The convergence of optimal control theory, robotics, and machine learning has produced a new generation of methodologies capable of addressing high dimensional nonlinear dynamical systems. Classical dynamic programming, rooted in the foundational work of Bellman, provides a principled framework for sequential decision making but suffers from the curse of dimensionality. Trajectory optimization methods such as Differential Dynamic Programming and modern numerical techniques enable efficient local optimization but remain sensitive to initialization and model inaccuracies. Concurrently, advances in rigid body dynamics libraries, including the development of analytical derivatives and fast forward and inverse dynamics algorithms, have significantly reduced computational overhead in robot modeling. In parallel, machine learning has introduced nonparametric representations, Gaussian process based dynamic programming, deep neural approximations for stochastic control, and diffusion based policy learning frameworks that challenge conventional paradigms.

This article presents a comprehensive theoretical integration of these traditions. Drawing strictly from the referenced works, it synthesizes trajectory based nonparametric value representation, random state sampling in dynamic programming, Gaussian process control, analytical rigid body dynamics, machine learning assisted model predictive control, diffusion policy learning, and neural approximations of Pontryagin based optimality conditions.

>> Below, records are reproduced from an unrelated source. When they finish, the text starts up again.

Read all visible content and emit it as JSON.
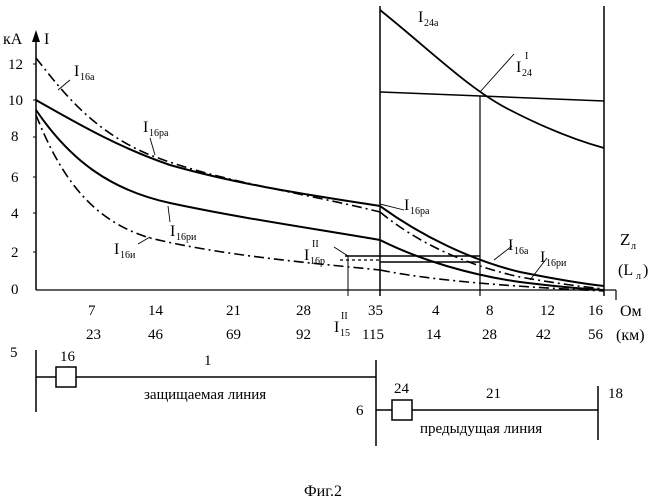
{
  "y_axis": {
    "label": "кА",
    "symbol": "I",
    "ticks": [
      "12",
      "10",
      "8",
      "6",
      "4",
      "2",
      "0"
    ]
  },
  "x_axis": {
    "z_symbol": "Z",
    "z_sub": "л",
    "l_open": "(L",
    "l_sub": "л",
    "l_close": ")",
    "unit_ohm": "Ом",
    "unit_km": "(км)",
    "ohm_ticks_left": [
      "7",
      "14",
      "21",
      "28",
      "35"
    ],
    "km_ticks_left": [
      "23",
      "46",
      "69",
      "92",
      "115"
    ],
    "ohm_ticks_right": [
      "4",
      "8",
      "12",
      "16"
    ],
    "km_ticks_right": [
      "14",
      "28",
      "42",
      "56"
    ]
  },
  "curve_labels": {
    "i16a_left": {
      "main": "I",
      "sub": "16а"
    },
    "i16pa_left": {
      "main": "I",
      "sub": "16ра"
    },
    "i16pi_left": {
      "main": "I",
      "sub": "16ри"
    },
    "i16i": {
      "main": "I",
      "sub": "16и"
    },
    "i16p2": {
      "main": "I",
      "sub": "16р",
      "sup": "II"
    },
    "i15_2": {
      "main": "I",
      "sub": "15",
      "sup": "II"
    },
    "i24a": {
      "main": "I",
      "sub": "24а"
    },
    "i24_1": {
      "main": "I",
      "sub": "24",
      "sup": "I"
    },
    "i16pa_right": {
      "main": "I",
      "sub": "16ра"
    },
    "i16a_right": {
      "main": "I",
      "sub": "16а"
    },
    "i16pi_right": {
      "main": "I",
      "sub": "16ри"
    }
  },
  "schematic": {
    "bus5": "5",
    "relay16": "16",
    "line1_num": "1",
    "line1_name": "защищаемая линия",
    "bus6": "6",
    "relay24": "24",
    "line21_num": "21",
    "bus18": "18",
    "line21_name": "предыдущая линия"
  },
  "caption": "Фиг.2"
}
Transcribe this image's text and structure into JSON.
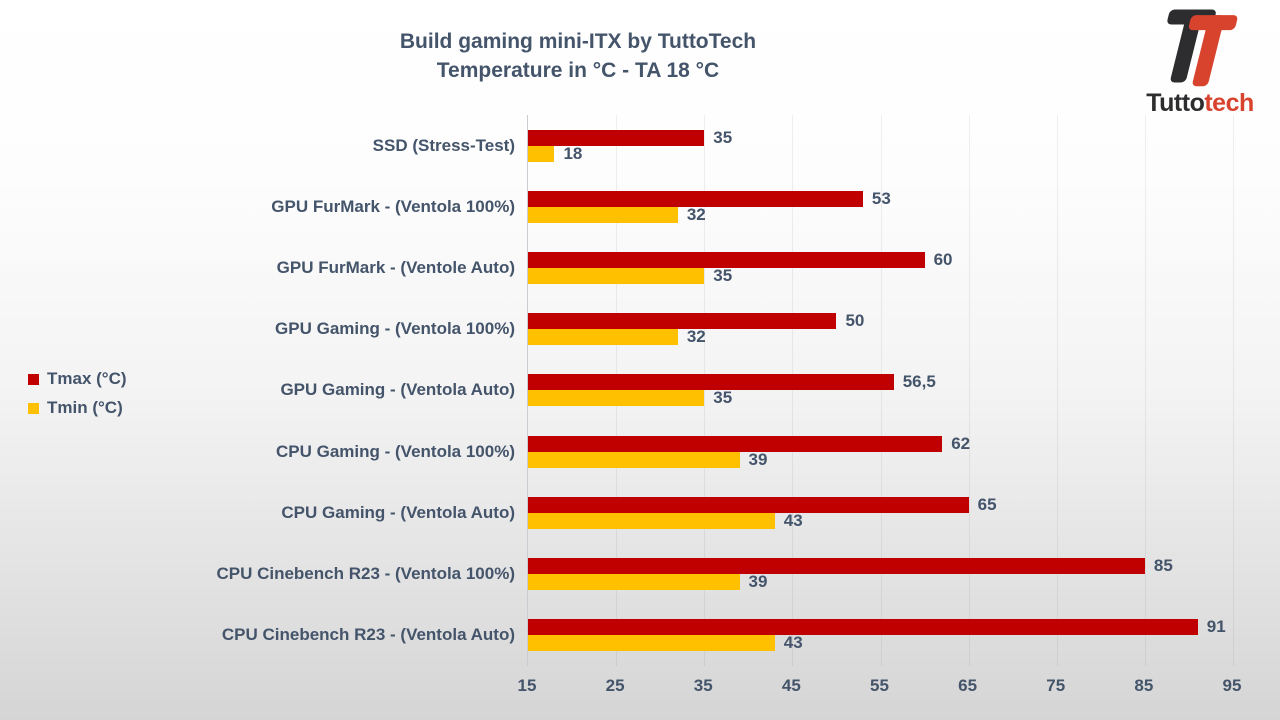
{
  "title": {
    "line1": "Build gaming mini-ITX by TuttoTech",
    "line2": "Temperature in °C - TA 18 °C"
  },
  "logo": {
    "brand_dark": "Tutto",
    "brand_red": "tech",
    "icon": "tuttotech-t-icon",
    "dark_color": "#2d2d2f",
    "red_color": "#d8432e"
  },
  "colors": {
    "tmax": "#C00000",
    "tmin": "#FFC000",
    "text": "#44546A"
  },
  "chart_data": {
    "type": "bar",
    "orientation": "horizontal",
    "title": "Build gaming mini-ITX by TuttoTech — Temperature in °C - TA 18 °C",
    "categories": [
      "SSD (Stress-Test)",
      "GPU FurMark - (Ventola 100%)",
      "GPU FurMark - (Ventole Auto)",
      "GPU Gaming - (Ventola 100%)",
      "GPU Gaming - (Ventola Auto)",
      "CPU Gaming - (Ventola 100%)",
      "CPU Gaming - (Ventola Auto)",
      "CPU Cinebench R23 - (Ventola 100%)",
      "CPU Cinebench R23 - (Ventola Auto)"
    ],
    "series": [
      {
        "name": "Tmax (°C)",
        "color": "#C00000",
        "values": [
          35,
          53,
          60,
          50,
          56.5,
          62,
          65,
          85,
          91
        ],
        "labels": [
          "35",
          "53",
          "60",
          "50",
          "56,5",
          "62",
          "65",
          "85",
          "91"
        ]
      },
      {
        "name": "Tmin (°C)",
        "color": "#FFC000",
        "values": [
          18,
          32,
          35,
          32,
          35,
          39,
          43,
          39,
          43
        ],
        "labels": [
          "18",
          "32",
          "35",
          "32",
          "35",
          "39",
          "43",
          "39",
          "43"
        ]
      }
    ],
    "x_axis": {
      "min": 15,
      "max": 95,
      "ticks": [
        15,
        25,
        35,
        45,
        55,
        65,
        75,
        85,
        95
      ]
    },
    "grid": "vertical-faint",
    "legend_position": "left",
    "data_labels": true
  }
}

The research develops a unified perspective in which analytical physics based modeling and data driven learning are not competing alternatives but complementary layers within a hierarchical optimal control architecture.

The methodology elaborates a conceptual framework combining exact rigid body derivatives from the Pinocchio library with learning based policy representations trained via stochastic optimal control matching and diffusion models. A detailed theoretical comparison between classical feedback control design and modern deep learning approximations is conducted. The results section provides an extensive descriptive analysis of how these combined approaches improve scalability, generalization, and closed loop robustness in robotic manipulators and aerial platforms such as micro quadrotors and lightweight robotic arms.

The discussion critically examines computational complexity, generalization across domains, and the epistemological implications of replacing explicit dynamic programming recursions with learned approximations. The article concludes by outlining a path toward interpretable, scalable, and computationally efficient learning based optimal control for complex robotic systems.